Most of the lobbying spending in 2010 comes from Huawei Tech., a major telecommunications firm in China, which contracted with the lobbying firm APCO Worldwide. The lobbyists with the Huawei Tech. portfolio include Don Bonker, a former congressman, Brian McLaughlin, former staffer for Sen. Dick Durbin, Barry Schumacher, former staffer for Florida Gov. Bob Graham, and Alison Wolpert. Huawei Tech. has spent $350,000 on lobbying during the second half of 2010.
Huawei Tech. is currently attempting to secure an equipment supplies contract with Sprint Nextel, but is being hampered by security concerns, including concerns that the firm is connected to the Chinese military. In their efforts to secure the contract Huawei Tech. filed a joint bid with the well-connected telecom consultancy Amerilink. Amerilink boasts a board that includes deputy secretary of defense Gordon England, former House minority leader Dick Gephardt, former vice chairman of the Joint Chiefs of Staff William Owens, and former World Bank president James Wolfensohn.
BGP, Inc., a seismic survey company wholly owned by the Chinese National Petroleum Company, a state-owned enterprise, was also lobbying Congress in support of a venture with a U.S. firm. BGP sought support from Congress in its bid to form a joint company with ION Geophysical Corp. That bid was accepted by the Committee on Foreign Investment in the United States (CFIUS) and the two companies created the company INOVA with BGP taking a 51% ownership stake.
BGP had hired The Glover Park Group, a Democratic aligned lobbying firm, to help them with outreach to Congress. The lobbying team included former staffers to Sen. Byron Dorgan and former minority leader Gephardt.
Not counted in the four firms that are active registrants is the recently registered company Baidu. Baidu, the Chinese search engine controlled by the government, registered as a client of Sidley Austin. Baidu is trying to influence the annual Special Report 301 to be released by the Office of the United State Trade Representative. In 2010, the USTR report called out Baidu for providing the platform for the majority of illegal downloads in China. Intellectual property violations are contentious issue between the U.S. government and business firms and the Chinese government.

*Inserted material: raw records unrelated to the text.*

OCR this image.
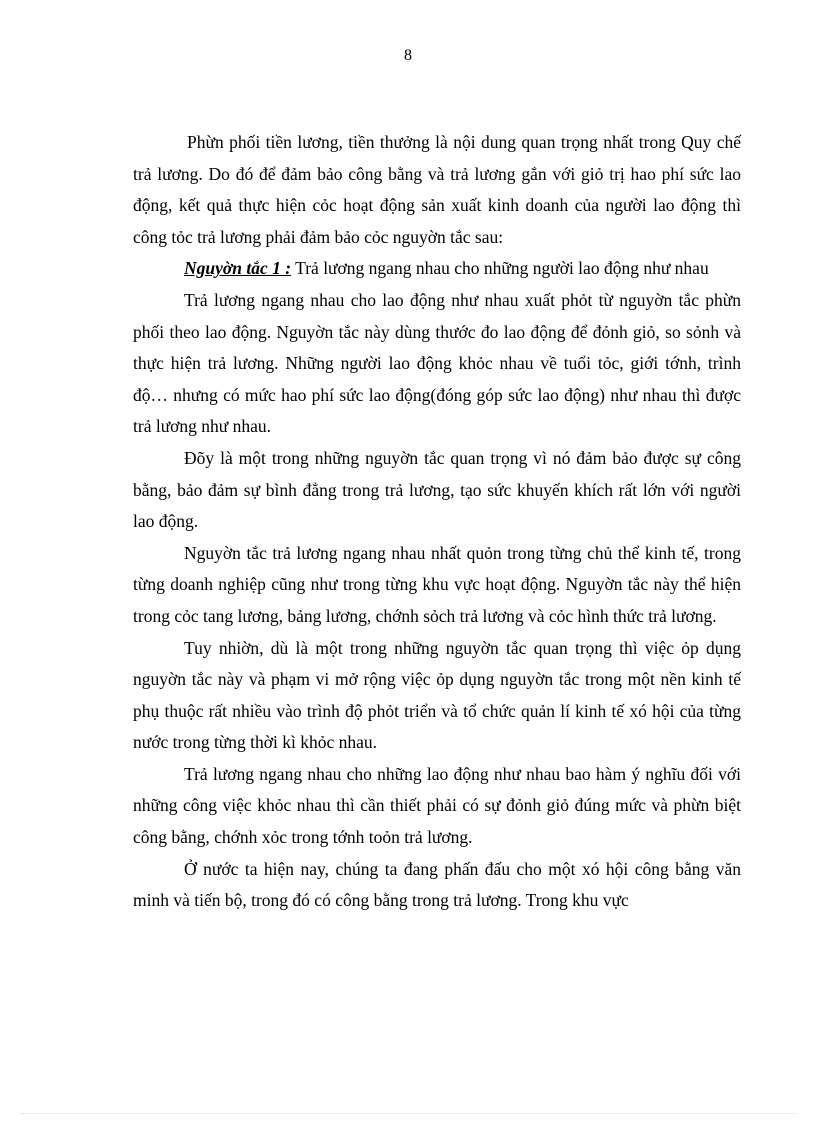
8

Phừn phối tiền lương, tiền thưởng là nội dung quan trọng nhất trong Quy chế trả lương. Do đó để đảm bảo công bằng và trả lương gắn với giỏ trị hao phí sức lao động, kết quả thực hiện cỏc hoạt động sản xuất kinh doanh của người lao động thì công tỏc trả lương phải đảm bảo cỏc nguyờn tắc sau:

Nguyờn tắc 1 : Trả lương ngang nhau cho những người lao động như nhau

Trả lương ngang nhau cho lao động như nhau xuất phỏt từ nguyờn tắc phừn phối theo lao động. Nguyờn tắc này dùng thước đo lao động để đỏnh giỏ, so sỏnh và thực hiện trả lương. Những người lao động khỏc nhau về tuổi tỏc, giới tớnh, trình độ… nhưng có mức hao phí sức lao động(đóng góp sức lao động) như nhau thì được trả lương như nhau.

Đõy là một trong những nguyờn tắc quan trọng vì nó đảm bảo được sự công bằng, bảo đảm sự bình đẳng trong trả lương, tạo sức khuyến khích rất lớn với người lao động.

Nguyờn tắc trả lương ngang nhau nhất quỏn trong từng chủ thể kinh tế, trong từng doanh nghiệp cũng như trong từng khu vực hoạt động. Nguyờn tắc này thể hiện trong cỏc tang lương, bảng lương, chớnh sỏch trả lương và cỏc hình thức trả lương.

Tuy nhiờn, dù là một trong những nguyờn tắc quan trọng thì việc ỏp dụng nguyờn tắc này và phạm vi mở rộng việc ỏp dụng nguyờn tắc trong một nền kinh tế phụ thuộc rất nhiều vào trình độ phỏt triển và tổ chức quản lí kinh tế xó hội của từng nước trong từng thời kì khỏc nhau.

Trả lương ngang nhau cho những lao động như nhau bao hàm ý nghĩu đối với những công việc khỏc nhau thì cần thiết phải có sự đỏnh giỏ đúng mức và phừn biệt công bằng, chớnh xỏc trong tớnh toỏn trả lương.

Ở nước ta hiện nay, chúng ta đang phấn đấu cho một xó hội công bằng văn minh và tiến bộ, trong đó có công bằng trong trả lương. Trong khu vực
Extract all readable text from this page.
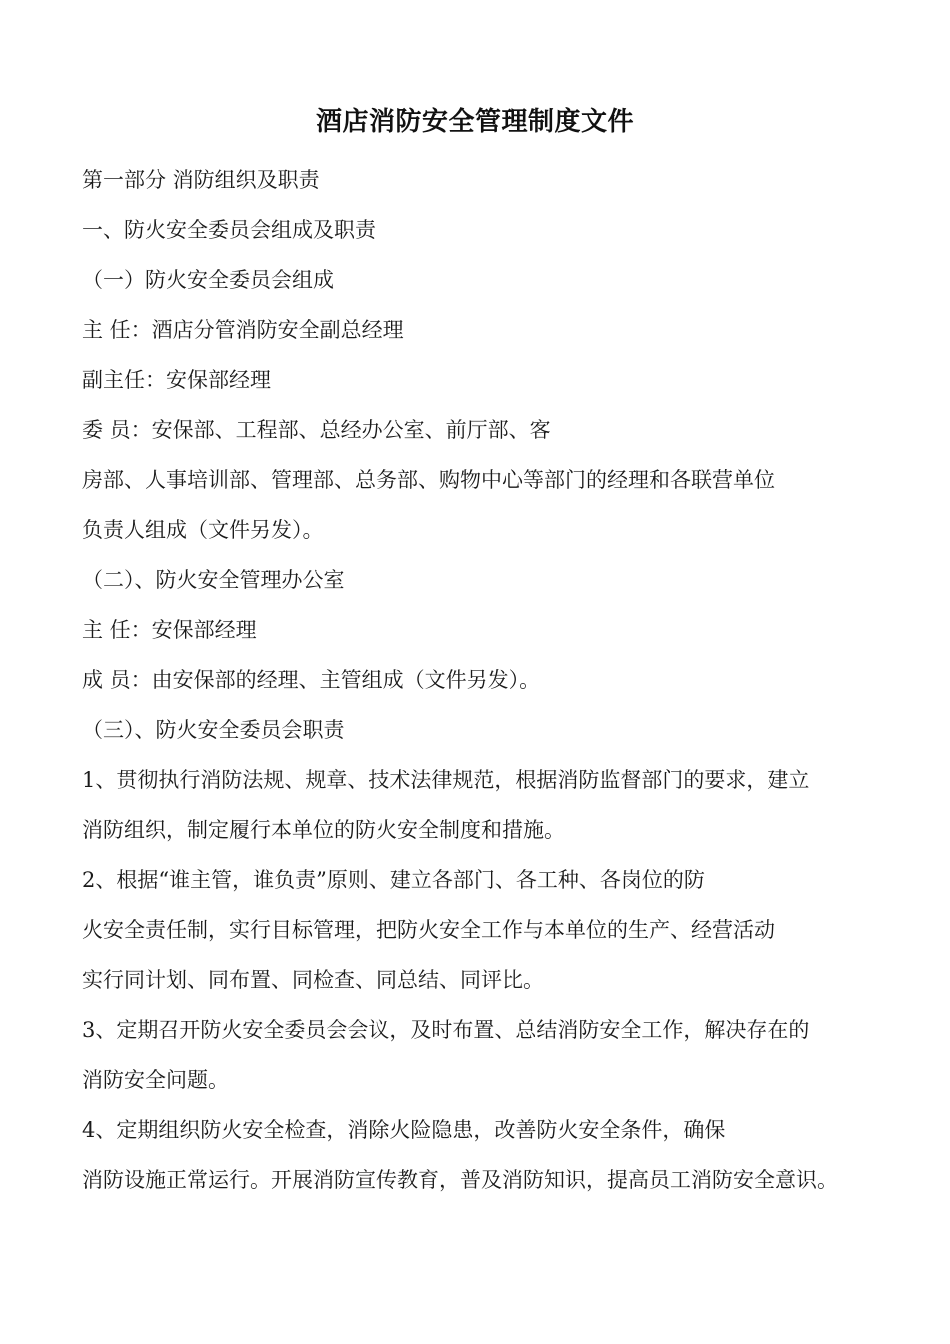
酒店消防安全管理制度文件
第一部分 消防组织及职责
一、防火安全委员会组成及职责
（一）防火安全委员会组成
主 任：酒店分管消防安全副总经理
副主任：安保部经理
委 员：安保部、工程部、总经办公室、前厅部、客
房部、人事培训部、管理部、总务部、购物中心等部门的经理和各联营单位
负责人组成（文件另发）。
（二）、防火安全管理办公室
主 任：安保部经理
成 员：由安保部的经理、主管组成（文件另发）。
（三）、防火安全委员会职责
1、贯彻执行消防法规、规章、技术法律规范，根据消防监督部门的要求，建立
消防组织，制定履行本单位的防火安全制度和措施。
2、根据“谁主管，谁负责”原则、建立各部门、各工种、各岗位的防
火安全责任制，实行目标管理，把防火安全工作与本单位的生产、经营活动
实行同计划、同布置、同检查、同总结、同评比。
3、定期召开防火安全委员会会议，及时布置、总结消防安全工作，解决存在的
消防安全问题。
4、定期组织防火安全检查，消除火险隐患，改善防火安全条件，确保
消防设施正常运行。开展消防宣传教育，普及消防知识，提高员工消防安全意识。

Despite China’s emerging business ties to the U.S. there are still few firms registering under the LDA to lobby. Countries that have long-standing ties like Canada, Japan, the United Kingdom, and Switzerland all report more business registering and more money spent. Chinese business spending in 2010, largely fueled by Huawei Tech’s Sprint Nextel bid, does, however, put the country’s businesses into the highest levels of spending by foreign companies registering under the LDA.